無線LANルーター市場が苦戦している。市場規模は過去3年で6割程度にまで縮小した。家電量販店・ネットショップの実売データを集計する「BCNランキング」から明らかになった。

2020年6月の販売台数を「100」とした指数は、直近23年6月に「58.1」と過去3年で最低を記録した。新生活需要で市場が盛り上がる3月も年々売り上げが鈍化。21年の「129.9」をピークに、22年は「113.5」、23年は「96.4」と右肩下がりだ。

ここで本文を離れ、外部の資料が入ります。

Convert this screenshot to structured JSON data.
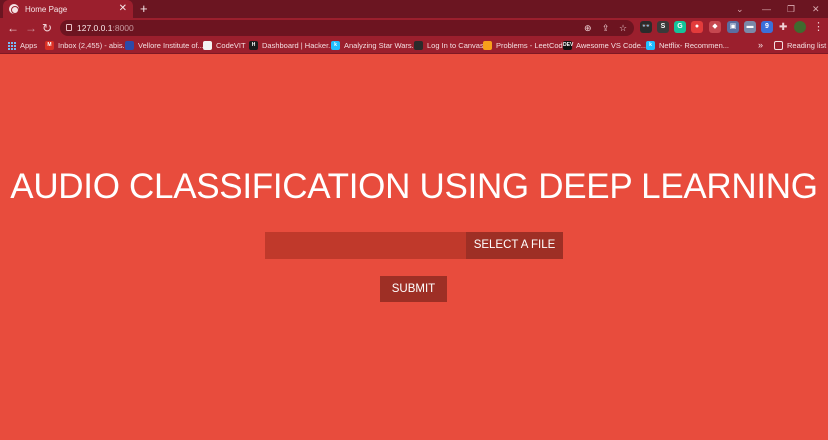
{
  "browser": {
    "tab": {
      "title": "Home Page",
      "close_glyph": "✕"
    },
    "new_tab_glyph": "+",
    "window_controls": [
      "⌄",
      "—",
      "❐",
      "✕"
    ],
    "nav": {
      "back_glyph": "←",
      "forward_glyph": "→",
      "reload_glyph": "↻"
    },
    "address": {
      "host": "127.0.0.1",
      "port": ":8000"
    },
    "omnibox_icons": [
      "zoom-icon",
      "share-icon",
      "bookmark-star-icon"
    ],
    "extensions": [
      {
        "name": "glasses-extension-icon",
        "glyph": "👓",
        "color": "#2b2b2b"
      },
      {
        "name": "s-extension-icon",
        "glyph": "S",
        "color": "#3a3a3a"
      },
      {
        "name": "grammarly-extension-icon",
        "glyph": "G",
        "color": "#15c39a"
      },
      {
        "name": "red-extension-icon",
        "glyph": "●",
        "color": "#e33b3b"
      },
      {
        "name": "shield-extension-icon",
        "glyph": "◆",
        "color": "#c6474f"
      },
      {
        "name": "store-extension-icon",
        "glyph": "▣",
        "color": "#5a6ea0"
      },
      {
        "name": "car-extension-icon",
        "glyph": "▬",
        "color": "#7a8aa8"
      },
      {
        "name": "badge-extension-icon",
        "glyph": "9",
        "color": "#3b6fd9"
      }
    ],
    "puzzle_glyph": "✚",
    "menu_glyph": "⋮",
    "bookmarks": [
      {
        "label": "Apps",
        "icon": "apps-icon",
        "color": "#7ab8f5"
      },
      {
        "label": "Inbox (2,455) - abis...",
        "icon": "gmail-icon",
        "color": "#d93025"
      },
      {
        "label": "Vellore Institute of...",
        "icon": "vit-icon",
        "color": "#2d4aa8"
      },
      {
        "label": "CodeVIT",
        "icon": "codevit-icon",
        "color": "#f2f2f2"
      },
      {
        "label": "Dashboard | Hacker...",
        "icon": "hackerrank-icon",
        "color": "#1b1b1b"
      },
      {
        "label": "Analyzing Star Wars...",
        "icon": "kaggle-icon",
        "color": "#20beff"
      },
      {
        "label": "Log In to Canvas",
        "icon": "canvas-icon",
        "color": "#2b2b2b"
      },
      {
        "label": "Problems - LeetCode",
        "icon": "leetcode-icon",
        "color": "#f89f1b"
      },
      {
        "label": "Awesome VS Code...",
        "icon": "dev-icon",
        "color": "#111111"
      },
      {
        "label": "Netflix- Recommen...",
        "icon": "kaggle-icon-2",
        "color": "#20beff"
      }
    ],
    "bookmarks_overflow": "»",
    "reading_list": "Reading list"
  },
  "page": {
    "title": "AUDIO CLASSIFICATION USING DEEP LEARNING",
    "file_input_value": "",
    "select_file_label": "SELECT A FILE",
    "submit_label": "SUBMIT"
  },
  "colors": {
    "page_background": "#e84c3d",
    "file_field": "#c0392b",
    "button": "#9e2f25",
    "chrome_frame": "#6b1521",
    "chrome_toolbar": "#9b1f2d"
  }
}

不調の主な要因は、コロナ禍で起きた巣ごもり需要の反動減。頼みの綱はWi-Fiの新規格だ。Wi-Fi 6/6Eは通信速度の速さや安定性、同時接続数の多さなどが特徴。無線LANルーターだけでなく、スマートフォンやPCでも対応製品が増えてきた。一定の買い替え需要は喚起できている。しかし現状では、落ちた勢いを取り戻すほどのインパクトはない。まもなく登場するWi-Fi 7では、さらなる高速通信と低遅延の通信環境を実現できると注目されている。こうした新規格のメリットをユーザーにわかりやすく訴求できれば、買い替えが進み、市場回復にもつながっていくだろう。

*「BCNランキング」は、全国の主要家電量販店・ネットショップからパソコン本体、デジタル家電などの実売データを毎日収集・集計している実売データベースで、日本の店頭市場の約4割(パソコンの場合)をカバーしています。